Речка Синяя, на берегу которой стояли «Сытые боровички» оправдывала свое название – на ее берегах не было выстроено ни одного, даже крохотного химического заводика. Речка была не очень широкой, красиво извилистой, с глубокими омутами и белопесочными, прозрачными мелями.

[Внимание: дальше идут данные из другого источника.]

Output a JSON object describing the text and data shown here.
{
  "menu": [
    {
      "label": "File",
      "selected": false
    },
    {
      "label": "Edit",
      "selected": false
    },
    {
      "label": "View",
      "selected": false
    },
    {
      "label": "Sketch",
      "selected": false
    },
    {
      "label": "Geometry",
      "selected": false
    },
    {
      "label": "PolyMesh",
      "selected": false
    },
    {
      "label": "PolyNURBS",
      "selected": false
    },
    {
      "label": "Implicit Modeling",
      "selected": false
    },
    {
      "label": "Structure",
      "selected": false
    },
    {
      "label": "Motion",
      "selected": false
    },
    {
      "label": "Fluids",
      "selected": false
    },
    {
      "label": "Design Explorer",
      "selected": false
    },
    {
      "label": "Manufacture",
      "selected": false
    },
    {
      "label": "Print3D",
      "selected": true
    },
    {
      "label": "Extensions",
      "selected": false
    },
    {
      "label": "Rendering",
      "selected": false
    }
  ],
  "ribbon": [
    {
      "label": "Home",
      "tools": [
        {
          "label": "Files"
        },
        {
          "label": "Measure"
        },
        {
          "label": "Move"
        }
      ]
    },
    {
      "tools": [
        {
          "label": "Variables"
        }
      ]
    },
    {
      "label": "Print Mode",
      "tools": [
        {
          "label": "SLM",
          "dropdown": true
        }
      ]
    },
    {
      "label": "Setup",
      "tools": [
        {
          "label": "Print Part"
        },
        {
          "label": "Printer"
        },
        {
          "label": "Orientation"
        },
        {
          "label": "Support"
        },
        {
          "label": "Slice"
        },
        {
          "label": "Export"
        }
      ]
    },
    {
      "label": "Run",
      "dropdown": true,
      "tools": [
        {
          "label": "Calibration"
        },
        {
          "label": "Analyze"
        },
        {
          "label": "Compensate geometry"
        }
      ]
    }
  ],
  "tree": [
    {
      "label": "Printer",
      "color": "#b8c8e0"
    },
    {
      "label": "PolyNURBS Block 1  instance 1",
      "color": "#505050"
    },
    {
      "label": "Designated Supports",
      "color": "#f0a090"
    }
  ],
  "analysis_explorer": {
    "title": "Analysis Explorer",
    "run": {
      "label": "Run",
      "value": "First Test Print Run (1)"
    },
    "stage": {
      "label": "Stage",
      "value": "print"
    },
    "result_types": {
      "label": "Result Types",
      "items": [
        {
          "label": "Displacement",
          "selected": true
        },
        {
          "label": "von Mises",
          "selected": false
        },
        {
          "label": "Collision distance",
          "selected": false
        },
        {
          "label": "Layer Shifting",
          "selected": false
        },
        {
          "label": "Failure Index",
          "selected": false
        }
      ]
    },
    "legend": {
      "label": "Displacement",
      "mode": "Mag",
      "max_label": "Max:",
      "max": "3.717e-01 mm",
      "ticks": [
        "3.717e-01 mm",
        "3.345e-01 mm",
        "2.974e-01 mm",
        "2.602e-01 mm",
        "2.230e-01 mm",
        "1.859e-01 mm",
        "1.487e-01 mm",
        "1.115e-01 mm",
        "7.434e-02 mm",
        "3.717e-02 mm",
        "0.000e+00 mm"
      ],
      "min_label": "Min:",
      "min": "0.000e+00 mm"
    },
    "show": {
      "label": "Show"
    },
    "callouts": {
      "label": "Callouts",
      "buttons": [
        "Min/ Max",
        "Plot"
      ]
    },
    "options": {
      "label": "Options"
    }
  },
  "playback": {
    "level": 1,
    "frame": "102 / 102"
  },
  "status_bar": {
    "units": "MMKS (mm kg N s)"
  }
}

Обитатели «Боровичков» любили спускаться на лодках вниз по течению. Там, примерно в двух километрах, Синяя впадала в Дон. Место слияния двух рек было похоже на огромное озеро. Берега украшал смешанный бор. Все вокруг дышало, жило, нарождалось и исчезало без малейшего напряжения и крика. Яркие, солнечные краски незаметно переходили в тень. Тень была прозрачной, она трепетала вместе с листвой, уходила со взглядом в глубину бора и, возвращаясь оттуда, не соперничала со светом, а просто и мягко уступала ему. Тень таяла так, словно была частью света, а не его антиподом. Тишина, точнее, не надрывность окружающего мира в звуках, его нерезкость движений учила слушать и созерцать. Треснет ли где сучок, зашумит речная осока, плеснет волна, все это звучало мудрее и глубже простых человеческих слов. Природа учила человека смотреть и видеть.
Толстяки осматривали свои огромные животы и только сейчас, вдруг придя в искренний ужас, давали себе страшную клятву избавиться от лишнего веса. Неженатые мужчины за тридцать вспоминали свое первое «свидание» с Эразмом и грустно улыбались. Они начинали подумывать о том, что неплохо было бы отдохнуть здесь вместе с красавицей-женой и парочкой очаровательных карапузиков.
Природа делала свое дело. Она успокаивала, но не расслабляла, она звала, но ее зов не был похож на крикливый политический лозунг. Природа заставляла думать, но мысли, рожденные ей, не были судорожными, пронзительными и злыми. Тихая и светлая мудрость свыше вдруг оказывалась сильнее привычных человеческих желаний и чувств.
Как это не парадоксально звучит, но в новой хозяйке «Сытых боровичков» Василисе Петровне было что-то такое, что заставило многих вспомнить волшебный бор на берегах Синей и Дона.
Впервые взглянув на ее красивое и спокойное лицо, любой мужчина, вне зависимости от возраста, вдруг ловил себя на мысли, что вот именно из таких женщин получаются идеальные жены. Мысль была абстрактной и ни к чему не обязывающей. Ну, красивая женщина… Ну, наверное, умная, ну и что, спрашивается, разве мало таких? Но чисто мужской инстинкт преследования вдруг давал сбой, понимая, что на этот раз он столкнулся с чем-то не вполне обычным. Немного пообщавшись с Василисой Петровной и увидев ее улыбку, мужчины начинали понимать, что молодая женщина не только удивительно, почти безупречно красива, но, вместе с тем, ее спокойная красота не была похожа на что-то кинематографическое… Она не выпячивалась и не подчеркивалась косметикой, а была естественной и живой как простые линии великих художников.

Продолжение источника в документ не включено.